Действительно, Серёжа, или Сергей Анатольевич Алексеев был бригадиром второй бригады и был похож на матерщинника и пьяницу Козулина, готового распродать за бутылку всю свою бригаду, как ректор института на старьевщика. Высокий, светловолосый, одетый всегда в чистое, аккуратно поглаженное, он внушал даже Катерине Ивановне какую-то робость – лишний раз не подойдёшь и не заговоришь.
В начале июля, она увидела Сергея Анатольевича у конторы.

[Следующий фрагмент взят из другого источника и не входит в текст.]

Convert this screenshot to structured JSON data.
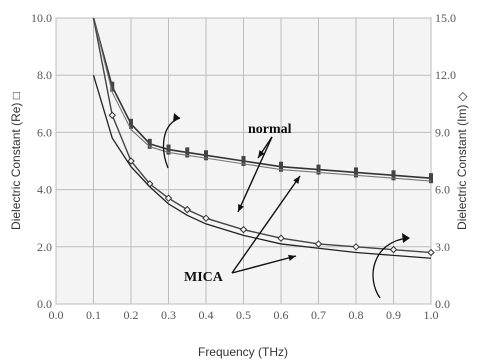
{
  "chart_data": {
    "type": "line",
    "xlabel": "Frequency (THz)",
    "ylabel_left": "Dielectric Constant (Re) □",
    "ylabel_right": "Dielectric Constant (Im) ◇",
    "xlim": [
      0.0,
      1.0
    ],
    "ylim_left": [
      0.0,
      10.0
    ],
    "ylim_right": [
      0.0,
      15.0
    ],
    "x_ticks": [
      "0.0",
      "0.1",
      "0.2",
      "0.3",
      "0.4",
      "0.5",
      "0.6",
      "0.7",
      "0.8",
      "0.9",
      "1.0"
    ],
    "y_left_ticks": [
      "0.0",
      "2.0",
      "4.0",
      "6.0",
      "8.0",
      "10.0"
    ],
    "y_right_ticks": [
      "0.0",
      "3.0",
      "6.0",
      "9.0",
      "12.0",
      "15.0"
    ],
    "grid": true,
    "annotations": [
      "normal",
      "MICA"
    ],
    "series": [
      {
        "axis": "left",
        "x": [
          0.1,
          0.15,
          0.2,
          0.25,
          0.3,
          0.35,
          0.4,
          0.5,
          0.6,
          0.7,
          0.8,
          0.9,
          1.0
        ],
        "values": [
          10.0,
          7.6,
          6.3,
          5.6,
          5.4,
          5.3,
          5.2,
          5.0,
          4.8,
          4.7,
          4.6,
          4.5,
          4.4
        ]
      },
      {
        "axis": "left",
        "x": [
          0.1,
          0.15,
          0.2,
          0.25,
          0.3,
          0.35,
          0.4,
          0.5,
          0.6,
          0.7,
          0.8,
          0.9,
          1.0
        ],
        "values": [
          10.0,
          7.4,
          6.1,
          5.5,
          5.3,
          5.2,
          5.1,
          4.9,
          4.7,
          4.6,
          4.5,
          4.4,
          4.3
        ]
      },
      {
        "axis": "left",
        "x": [
          0.1,
          0.15,
          0.2,
          0.25,
          0.3,
          0.35,
          0.4,
          0.5,
          0.6,
          0.7,
          0.8,
          0.9,
          1.0
        ],
        "values": [
          10.0,
          6.6,
          5.0,
          4.2,
          3.7,
          3.3,
          3.0,
          2.6,
          2.3,
          2.1,
          2.0,
          1.9,
          1.8
        ]
      },
      {
        "axis": "left",
        "x": [
          0.1,
          0.15,
          0.2,
          0.25,
          0.3,
          0.35,
          0.4,
          0.5,
          0.6,
          0.7,
          0.8,
          0.9,
          1.0
        ],
        "values": [
          8.0,
          5.8,
          4.8,
          4.1,
          3.5,
          3.1,
          2.8,
          2.4,
          2.1,
          1.95,
          1.8,
          1.7,
          1.6
        ]
      }
    ]
  }
}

Он стоял, открыв дверцу своего «уазика», и о чём-то говорил с главным агрономом. Разговор, как ей показалось, был неприятным для обоих.
Но она всё же подошла, и целиком сосредоточенная на преодолении своей робости, забыв даже поздороваться, как невежа, не знакомая с элементарными правилами приличия, прервала их разговор и сказала голосом, ей самой показавшимся развязным:
– Сергей Анатольевич, когда будешь готовить сено, имей меня в виду.
– Хорошо, хорошо, – ответил Сергей Анатольевич и, отвернувшись, продолжил разговор с агрономом.
Тётя Катя не поняла, что значит «хорошо» и решилась ещё раз обратить на себя внимание:
– Если площадь надо выписать или комбайн, я выпишу. Вы только скажите – когда.
– Площадь у меня есть, а комбайнов пока нет.
Катерина Ивановна отошла, так и не поняв, отказал Алексеев или пообещал.
С тех пор прошло целое лето, а Сергей Анатольевич и не сказал ничего, и сена не привёз.
Но сегодня она всё же решалась побеспокоить его, потому что другого выхода нет. Сама она говорить не будет, пусть говорит муж. Когда в начале семидесятых годов он был заведующим мастерской, Алексеев, с первой попытки не поступивший в сельхозинститут, работал под его началом токарем, а после поступления подрабатывал в мастерской на каникулах.
Александр Иванович проникся к нему совершенной симпатией и оказывал всяческую протекцию, давая наивыгоднейшие работы. Однажды он сказал:
– Серёжа умнейший человек, и от работы не бегает. А помочь некому. Давай, займём ему рублей сто, чтобы приличный костюм купил на занятия ходить.
А она разве против?
Катерина Ивановна набрала номер. Гудок вызова показался резким и неожиданным. Она испугалась и нажала рычаг. Пришлось звонить ещё раз.
– Слушаю! – ответил Алексеев, и она мгновенно передала трубку мужу.
– Сергей, привет тебе, дорогой! Ты узнал меня? – спросил старик, улыбаясь каждой морщинкой.
– Узнал, Александр Иванович.
– Ну и слух у тебя, милый человек! Как у тебя дела?
– Спасибо. А у вас?
– А я всё вспоминаю, как ты у меня работал: если бы остался, был бы классным токарем.
– Вы что-то хотели, Александр Иванович?
– Да нет, захотелось с тобой поговорить.
– Про сено, про сено спроси! – зашипела она.
– А? Что надо?
– Про сено спросить!
– Ах, да! Совсем забыл! Сергей, тут такое дело… Не поможешь мне с сеном?
– Сена нет?
– Да. А с завтрашнего дня пастух перестанет пасти. Нам нечем кормить.
– Совсем ничего нет – ни сена, ни соломы? А в поле?
– Да нигде ни соломинки. Ты мне, Сергей, привези хоть одну арбу.
– А как я привезу, Александр Иванович? У меня все люди на уборке. Мы сейчас сеном не занимаемся. А что ты летом думал?